My oldest daughter Megan came over last summer and worked for us when we had a few bomb and drug dog contracts. She is an excellent dog handler/trainer and like her father thrives on travel and adventure. Here she is with her friend Sarah, formerly of the Australian Army and at the time the Kabul coordinator for ANSO (Afghan NGO Safety Office.)
The picture above was taken in the Panjshir Valley where the girls had gone to visit with the families of Sarah’s driver and her interpreter. This was not considered by myself or any of my colleagues to be unusually risky. My daughter is very capable with a sidearm after taking multiple four day handgun courses at Front Sight in Las Vegas when I was on the staff there. Sarah has a few years of experience and is very capable too but the reason they were perfectly safe on this trip is the Afghan people.
One of the facts of life on the ground here which has not translated well in the media coverage is the acceptance of internationals by vast majorities of the Afghan people. Without their active support the various international organizations involved in the reconstruction fight could not stay here or operate. Afghanistan is a poor country with little infrastructure, a spotty track record of central government control, and no ability to extract the valuable natural resources (which are considerable) that have been identified to date. The people have little and expect little which is why they respond so positively to internationals who have come to help them. This includes the international military. There are few places in this country happier than an isolated village who just had a platoon of Americans roll in with plans to stay for awhile.
The more the average Afghans interact with internationals and specifically the international military, the more they like us. We have tens of thousands of troops deployed here but a vast majority spend their entire tour behind the wire on gigantic military bases. These bases are called FOB’s (forward operating base) but when there are restaurants, American and Canadian fast food stands, coffee shops, gigantic bazaars and massage parlors it is hard to think of a base as being forward or operating. The words rear and supporting are better descriptors.
We cannot continue to rely on technology to solve tactical problems. When you do that you end up with the MRAP a vehicle so tall it will rip out the electrical wires from every street it drives down if it moves off a main road into a village or town. It is also so heavy it cannot maneuver well on the local dirt roads, or cross local bridges, or climb the many mountain passes in Afghanistan.
Yes it will protect the troops inside from most of the mines and IED’s used by the AOG but as a student of history I know it is easier and cheaper to defeat new technology then to develop it. The AOG will develop IED’s big enough to defeat this improved armor. All the players in the game know that.

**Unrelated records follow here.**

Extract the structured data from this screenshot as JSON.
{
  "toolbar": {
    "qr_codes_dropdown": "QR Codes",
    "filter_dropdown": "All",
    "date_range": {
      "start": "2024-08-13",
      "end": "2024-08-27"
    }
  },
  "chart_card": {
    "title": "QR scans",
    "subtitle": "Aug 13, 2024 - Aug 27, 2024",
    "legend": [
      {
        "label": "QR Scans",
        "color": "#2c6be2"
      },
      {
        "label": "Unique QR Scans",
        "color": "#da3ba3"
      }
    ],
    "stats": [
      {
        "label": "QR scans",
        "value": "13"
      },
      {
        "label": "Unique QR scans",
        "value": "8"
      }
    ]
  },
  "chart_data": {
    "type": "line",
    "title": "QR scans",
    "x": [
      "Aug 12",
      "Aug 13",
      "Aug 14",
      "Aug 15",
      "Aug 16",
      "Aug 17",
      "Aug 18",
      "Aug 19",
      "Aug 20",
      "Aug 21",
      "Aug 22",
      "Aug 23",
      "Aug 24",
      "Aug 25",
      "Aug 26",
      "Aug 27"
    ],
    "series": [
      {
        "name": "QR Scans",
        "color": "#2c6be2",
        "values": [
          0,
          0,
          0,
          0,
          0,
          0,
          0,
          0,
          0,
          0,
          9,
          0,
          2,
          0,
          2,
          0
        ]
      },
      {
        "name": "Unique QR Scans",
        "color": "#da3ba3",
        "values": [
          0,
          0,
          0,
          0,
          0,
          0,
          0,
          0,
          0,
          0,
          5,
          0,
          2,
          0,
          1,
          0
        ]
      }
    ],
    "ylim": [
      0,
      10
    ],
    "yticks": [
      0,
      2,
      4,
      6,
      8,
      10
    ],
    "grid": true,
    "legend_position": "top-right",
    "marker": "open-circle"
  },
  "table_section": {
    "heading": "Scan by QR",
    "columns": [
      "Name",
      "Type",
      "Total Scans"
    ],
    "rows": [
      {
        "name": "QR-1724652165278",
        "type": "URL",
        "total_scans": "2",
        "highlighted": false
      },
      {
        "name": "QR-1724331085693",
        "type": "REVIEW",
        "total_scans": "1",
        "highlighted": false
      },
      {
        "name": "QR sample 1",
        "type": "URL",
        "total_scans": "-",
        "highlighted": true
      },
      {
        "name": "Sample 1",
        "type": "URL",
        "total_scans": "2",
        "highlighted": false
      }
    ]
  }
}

There will be additional posts covering the north, south, east and west of Afghanistan. They include lots of pictures which I hope all enjoy. Many of the places pictured are no longer safe for internationals. It will be decades before another westerner is able to photograph them again. We are losing terrain to the bad guys and with the terrain go the people. In a counter insurgency fight the people are the center of gravity, we cannot allow this current trend of ceding terrain to the Taliban to continue or we will lose. It is that simple.